Yousra Seghir, IPSI-Univ. La Manouba 

Enseignante-Chercheure en Sciences de l’Information et de la Communication (SIC)à l’IPSI, Habilitée à diriger des recherches (HDR). Elle est membre du laboratoire de recherche Médias, Communication et Transition (MCT LR24SE01)). Ses travaux s’inscrivent dans l’un des axes principaux de ce laboratoire, celui de la communication des organisations. Ses intérêts de recherche se concentrent sur la modélisation des systèmes de records management et de knowledge management au sein des organisations. Elle est aussi référente pédagogique du Statut de l’Etudiant Entrepreneur (SEE) au sein de l’IPSI ainsi point focal de la Chaire UNESCO de l’Université de la Manouba au sein de l’IPSI.

Lamia Badra, université clermont auvergne

Maîtresse de conférences en Sciences de l’Information et de la Communication (SIC) à l’Université Clermont Auvergne, elle est membre permanent du laboratoire Communication et Sociétés (ComSoc EA 4647), où elle coordonne un groupe de recherche-action consacré à la co-construction et au partage des savoirs.
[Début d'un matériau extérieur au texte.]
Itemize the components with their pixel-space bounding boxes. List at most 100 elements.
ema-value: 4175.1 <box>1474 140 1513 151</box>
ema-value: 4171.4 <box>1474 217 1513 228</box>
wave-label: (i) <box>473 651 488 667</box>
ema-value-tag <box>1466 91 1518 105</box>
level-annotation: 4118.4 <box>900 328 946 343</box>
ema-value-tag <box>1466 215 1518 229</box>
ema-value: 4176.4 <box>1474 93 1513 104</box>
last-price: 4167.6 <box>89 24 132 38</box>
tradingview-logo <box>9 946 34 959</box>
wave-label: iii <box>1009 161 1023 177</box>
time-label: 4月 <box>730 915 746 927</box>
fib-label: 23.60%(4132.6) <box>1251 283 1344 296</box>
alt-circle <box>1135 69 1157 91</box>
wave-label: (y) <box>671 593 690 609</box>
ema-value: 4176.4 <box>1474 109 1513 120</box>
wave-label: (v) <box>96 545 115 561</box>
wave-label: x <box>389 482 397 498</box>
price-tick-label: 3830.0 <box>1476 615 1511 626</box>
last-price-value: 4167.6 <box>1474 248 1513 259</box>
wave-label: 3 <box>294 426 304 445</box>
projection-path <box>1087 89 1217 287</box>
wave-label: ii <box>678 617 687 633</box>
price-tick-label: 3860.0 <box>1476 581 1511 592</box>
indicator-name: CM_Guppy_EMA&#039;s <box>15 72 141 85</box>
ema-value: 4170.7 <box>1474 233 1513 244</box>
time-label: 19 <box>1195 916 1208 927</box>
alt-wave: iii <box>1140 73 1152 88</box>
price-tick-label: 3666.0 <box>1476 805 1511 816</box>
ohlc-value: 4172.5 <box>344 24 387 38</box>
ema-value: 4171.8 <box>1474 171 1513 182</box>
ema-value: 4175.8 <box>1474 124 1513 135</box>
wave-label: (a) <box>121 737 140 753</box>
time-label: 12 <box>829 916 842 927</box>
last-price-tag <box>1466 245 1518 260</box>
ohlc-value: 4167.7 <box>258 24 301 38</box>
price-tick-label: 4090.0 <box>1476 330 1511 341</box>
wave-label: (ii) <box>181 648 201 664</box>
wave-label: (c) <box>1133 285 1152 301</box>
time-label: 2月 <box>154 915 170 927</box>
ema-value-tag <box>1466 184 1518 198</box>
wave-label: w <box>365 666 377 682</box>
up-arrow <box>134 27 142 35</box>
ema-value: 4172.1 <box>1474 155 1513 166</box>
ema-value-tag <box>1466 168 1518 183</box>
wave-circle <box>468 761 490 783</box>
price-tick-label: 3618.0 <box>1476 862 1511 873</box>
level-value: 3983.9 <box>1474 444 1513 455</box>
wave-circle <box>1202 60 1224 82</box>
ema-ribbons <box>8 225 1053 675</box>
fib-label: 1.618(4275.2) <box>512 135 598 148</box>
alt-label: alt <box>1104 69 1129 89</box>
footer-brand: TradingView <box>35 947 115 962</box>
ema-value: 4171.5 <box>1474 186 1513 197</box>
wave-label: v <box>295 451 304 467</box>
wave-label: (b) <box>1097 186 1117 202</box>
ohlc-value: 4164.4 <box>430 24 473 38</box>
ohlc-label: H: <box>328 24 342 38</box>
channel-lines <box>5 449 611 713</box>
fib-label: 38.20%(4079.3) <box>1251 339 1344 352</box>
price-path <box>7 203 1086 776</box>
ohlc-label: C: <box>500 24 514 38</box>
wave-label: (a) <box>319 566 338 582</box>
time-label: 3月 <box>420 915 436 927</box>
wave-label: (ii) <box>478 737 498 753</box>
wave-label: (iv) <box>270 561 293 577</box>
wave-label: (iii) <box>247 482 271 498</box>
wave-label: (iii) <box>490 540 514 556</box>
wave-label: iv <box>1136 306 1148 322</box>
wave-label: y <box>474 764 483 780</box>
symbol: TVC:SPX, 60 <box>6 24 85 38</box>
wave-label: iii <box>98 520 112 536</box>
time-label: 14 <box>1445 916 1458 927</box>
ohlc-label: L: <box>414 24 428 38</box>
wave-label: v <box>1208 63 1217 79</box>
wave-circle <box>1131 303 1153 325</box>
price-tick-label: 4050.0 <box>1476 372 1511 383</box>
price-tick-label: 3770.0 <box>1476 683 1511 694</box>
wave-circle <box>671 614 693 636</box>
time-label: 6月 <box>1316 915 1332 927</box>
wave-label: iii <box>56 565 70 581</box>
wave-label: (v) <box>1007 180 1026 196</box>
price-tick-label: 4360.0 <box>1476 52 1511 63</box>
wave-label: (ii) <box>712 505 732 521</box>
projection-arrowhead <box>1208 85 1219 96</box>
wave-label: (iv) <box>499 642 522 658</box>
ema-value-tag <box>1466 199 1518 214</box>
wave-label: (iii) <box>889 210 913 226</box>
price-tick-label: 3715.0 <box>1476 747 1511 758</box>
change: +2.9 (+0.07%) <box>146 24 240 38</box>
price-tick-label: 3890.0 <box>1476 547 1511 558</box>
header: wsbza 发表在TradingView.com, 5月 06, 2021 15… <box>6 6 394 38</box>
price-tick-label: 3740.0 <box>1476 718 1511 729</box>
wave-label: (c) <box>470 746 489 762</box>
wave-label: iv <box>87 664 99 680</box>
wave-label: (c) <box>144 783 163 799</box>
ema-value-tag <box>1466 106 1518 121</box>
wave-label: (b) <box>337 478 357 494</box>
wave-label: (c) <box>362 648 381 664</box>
Ses travaux s’inscrivent dans deux axes principaux de ce laboratoire : d’une part, les dynamiques de communication liées à l’innovation sociale et à l’économie sociale et solidaire ; d’autre part, l’analyse des espaces publics pluriels, en particulier leur rôle dans la circulation de l’information et les enjeux d’inclusion sociale. Elle est également ambassadrice de l’innovation et de l’entrepreneuriat au sein de l’Université Clermont Auvergne.